Word in Hazelwood spread quickly. When Andrea Valderrama, who represents Outer East Portland in the Oregon State Legislature and lives in the neighborhood, saw her elementary-school-aged daughter an hour later, she was horrified to learn that her child was already aware of an incident. “It was not the standard, ‘How was your day at school?’ conversation,” Valderrama told me. “It was an indication, as a mom, of the impact these ICE enforcement actions are having on our kiddos.”
The district Valderrama represents is forty-eight per cent nonwhite, and seventeen per cent identify as Hispanic, including Valderrama, whose parents are Peruvian. “East Portland has a significant number of immigrants, refugees, and families of color,” she said, “more so than other parts of the city.” The community had been besieged by D.H.S. raids since Trump retook office. Valderrama described “ICE agents breaking down doors” and “causing property damage, drawing guns regularly.” This has affected the disposition of the neighborhood. “There has been increased fear and concern because there’s been an increased use of excessive force and violence and traumatic separation of families,” she told me.
Now, just a day after the fatal shooting of Good, in Minneapolis, two people had been shot down the street from Valderrama’s home. That night, she joined Mayor Wilson and other community leaders to address the public. “My family came to this country fleeing really the same type of violent tactics that we’re seeing in my neighborhood and in this city and across this country,” Valderrama said from the podium. The mayor, after questioning D.H.S’s version of events, had a message for the Feds. “We are calling on ICE to halt all operations in Portland,” he said, “until a full and independent investigation can take place.”
Nearly all the questions at the press conference were for Bob Day, Portland’s chief of police. A ginger-haired former aspiring pastor, Day seemed visibly troubled by the shooting. Did he expect the Feds to involve his department in the investigation? “I’m not exactly sure,” he said. “Frankly, there’s a lot of competing interests, as we know.” Just before the briefing, D.H.S. alleged the two shooting victims had ties to Tren de Aragua, a Venezuelan transnational organization accused of crimes including kidnapping, human trafficking, and contract killings. Is the gang active in Portland? “I don’t have any information that would link that at this time,” Day said. He didn’t even know the victims’ names yet.
Throughout the night and into the next morning, the story ran through the maw of cable news and social media, following the same patterns as the story of Good’s killing earlier in the week. Observers were either on the side of the shooting victims, who were recovering in the hospital, or on the side of the federal agents, who had reportedly been assaulted with a vehicle. Except in this case, with no video footage, the online and talk-show combatants had less to draw from.
On Friday, just before 8 A.M. local time, D.H.S. announced new details on X, writing that Nino-Moncada “is a criminal illegal alien from Venezuela and suspected Tren de Aragua gang member” and was “arrested for D.U.I. and unauthorized use of a vehicle.” The post also accused Zambrano-Contreras of playing “an active role in a Tren de Aragua prostitution ring” and being “involved with a prior shooting in Portland.”
Hours later, Day held another press conference.
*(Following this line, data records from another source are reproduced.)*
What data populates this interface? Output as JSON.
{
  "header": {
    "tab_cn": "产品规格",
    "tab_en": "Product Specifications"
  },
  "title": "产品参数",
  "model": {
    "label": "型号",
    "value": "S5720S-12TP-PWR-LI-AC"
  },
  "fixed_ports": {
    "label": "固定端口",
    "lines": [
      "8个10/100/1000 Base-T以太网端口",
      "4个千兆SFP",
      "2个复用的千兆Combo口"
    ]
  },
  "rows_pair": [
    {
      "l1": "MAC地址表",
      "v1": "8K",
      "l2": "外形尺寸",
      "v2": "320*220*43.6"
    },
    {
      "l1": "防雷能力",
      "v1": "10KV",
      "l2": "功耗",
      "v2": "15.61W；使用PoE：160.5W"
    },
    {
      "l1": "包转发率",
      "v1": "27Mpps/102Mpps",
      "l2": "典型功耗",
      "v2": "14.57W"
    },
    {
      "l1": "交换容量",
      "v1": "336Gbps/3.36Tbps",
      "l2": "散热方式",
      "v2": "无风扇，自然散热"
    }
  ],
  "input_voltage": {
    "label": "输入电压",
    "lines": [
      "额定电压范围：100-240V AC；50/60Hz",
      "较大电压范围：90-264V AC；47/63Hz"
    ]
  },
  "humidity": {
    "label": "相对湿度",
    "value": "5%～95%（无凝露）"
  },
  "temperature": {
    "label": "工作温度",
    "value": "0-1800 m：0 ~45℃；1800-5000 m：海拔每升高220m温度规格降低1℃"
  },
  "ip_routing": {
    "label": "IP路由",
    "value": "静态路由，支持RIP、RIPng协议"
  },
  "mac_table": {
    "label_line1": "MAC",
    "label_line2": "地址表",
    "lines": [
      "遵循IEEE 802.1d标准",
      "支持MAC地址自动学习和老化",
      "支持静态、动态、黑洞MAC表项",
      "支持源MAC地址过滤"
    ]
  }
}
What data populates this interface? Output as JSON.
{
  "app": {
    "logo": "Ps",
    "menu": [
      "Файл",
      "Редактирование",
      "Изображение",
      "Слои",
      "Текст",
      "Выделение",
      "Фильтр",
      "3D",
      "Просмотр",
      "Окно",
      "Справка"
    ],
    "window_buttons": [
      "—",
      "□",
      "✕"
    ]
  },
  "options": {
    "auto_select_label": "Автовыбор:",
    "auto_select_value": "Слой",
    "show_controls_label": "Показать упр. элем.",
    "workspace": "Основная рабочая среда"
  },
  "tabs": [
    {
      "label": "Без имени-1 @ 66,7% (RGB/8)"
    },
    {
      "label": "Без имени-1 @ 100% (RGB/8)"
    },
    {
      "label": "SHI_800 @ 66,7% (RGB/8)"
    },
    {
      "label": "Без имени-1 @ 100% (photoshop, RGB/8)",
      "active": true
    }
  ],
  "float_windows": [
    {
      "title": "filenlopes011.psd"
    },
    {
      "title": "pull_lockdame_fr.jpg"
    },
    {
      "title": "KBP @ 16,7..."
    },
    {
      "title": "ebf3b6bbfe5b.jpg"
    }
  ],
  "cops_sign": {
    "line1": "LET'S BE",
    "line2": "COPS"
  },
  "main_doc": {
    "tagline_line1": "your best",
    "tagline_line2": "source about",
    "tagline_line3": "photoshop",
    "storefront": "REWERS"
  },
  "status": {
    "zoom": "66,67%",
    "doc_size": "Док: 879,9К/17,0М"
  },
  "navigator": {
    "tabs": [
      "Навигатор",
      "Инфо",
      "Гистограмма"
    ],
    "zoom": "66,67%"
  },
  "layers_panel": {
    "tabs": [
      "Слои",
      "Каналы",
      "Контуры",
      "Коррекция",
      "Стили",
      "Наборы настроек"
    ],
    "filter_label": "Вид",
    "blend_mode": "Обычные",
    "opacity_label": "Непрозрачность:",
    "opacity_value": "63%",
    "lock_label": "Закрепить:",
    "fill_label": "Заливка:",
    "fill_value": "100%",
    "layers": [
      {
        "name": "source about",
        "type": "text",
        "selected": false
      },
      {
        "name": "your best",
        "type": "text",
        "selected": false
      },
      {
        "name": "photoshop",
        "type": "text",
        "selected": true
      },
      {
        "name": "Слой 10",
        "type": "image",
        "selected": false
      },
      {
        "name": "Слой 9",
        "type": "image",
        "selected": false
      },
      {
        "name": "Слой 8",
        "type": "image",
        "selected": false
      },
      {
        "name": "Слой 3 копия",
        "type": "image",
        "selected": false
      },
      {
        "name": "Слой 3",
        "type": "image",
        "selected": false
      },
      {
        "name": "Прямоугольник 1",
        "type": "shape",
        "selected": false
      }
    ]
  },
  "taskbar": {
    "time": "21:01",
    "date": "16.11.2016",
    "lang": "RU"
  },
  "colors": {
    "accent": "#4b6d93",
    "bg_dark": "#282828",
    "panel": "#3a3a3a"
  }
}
Standing at the same podium, he was even more solemn than before. He recapped the events of the prior night, when hundreds of people outside City Hall and outside the ICE facility protested the shootings in Portland and Minneapolis. Six people had been arrested for disorderly conduct. And he announced that, after doing some digging into the department’s backlog of cases, there was “a nexus” between the shooting victims and Tren de Aragua. A shooting in the area, in July, 2025, had ties to one of the victims, he said. But he couldn’t say which victim, Nino-Moncada or Zambrano-Contreras, was connected to the prior shooting, or what exactly those ties were, although he noted that they were not identified as suspects. He could only say that, in the aftermath of the July shooting, a victim in that incident had told police that Tren de Aragua was involved. (An attorney for Nino-Moncada characterized accusations of his connection to Tren de Aragua as “without evidence,” while an attorney for Zambrano-Contreras said that the federal government “has a well-documented history of making false and inflammatory statements about immigrants, Venezuelans in particular.”) Day also said that Zambrano-Contreras had once been arrested for prostitution. (It was unclear if she was charged with a crime, or if Nino-Moncada was charged after his D.U.I. arrest. But earlier this week, Nino-Moncada was charged with aggravated assault of a federal officer, in connection with the Border Patrol shooting. He pleaded not guilty.)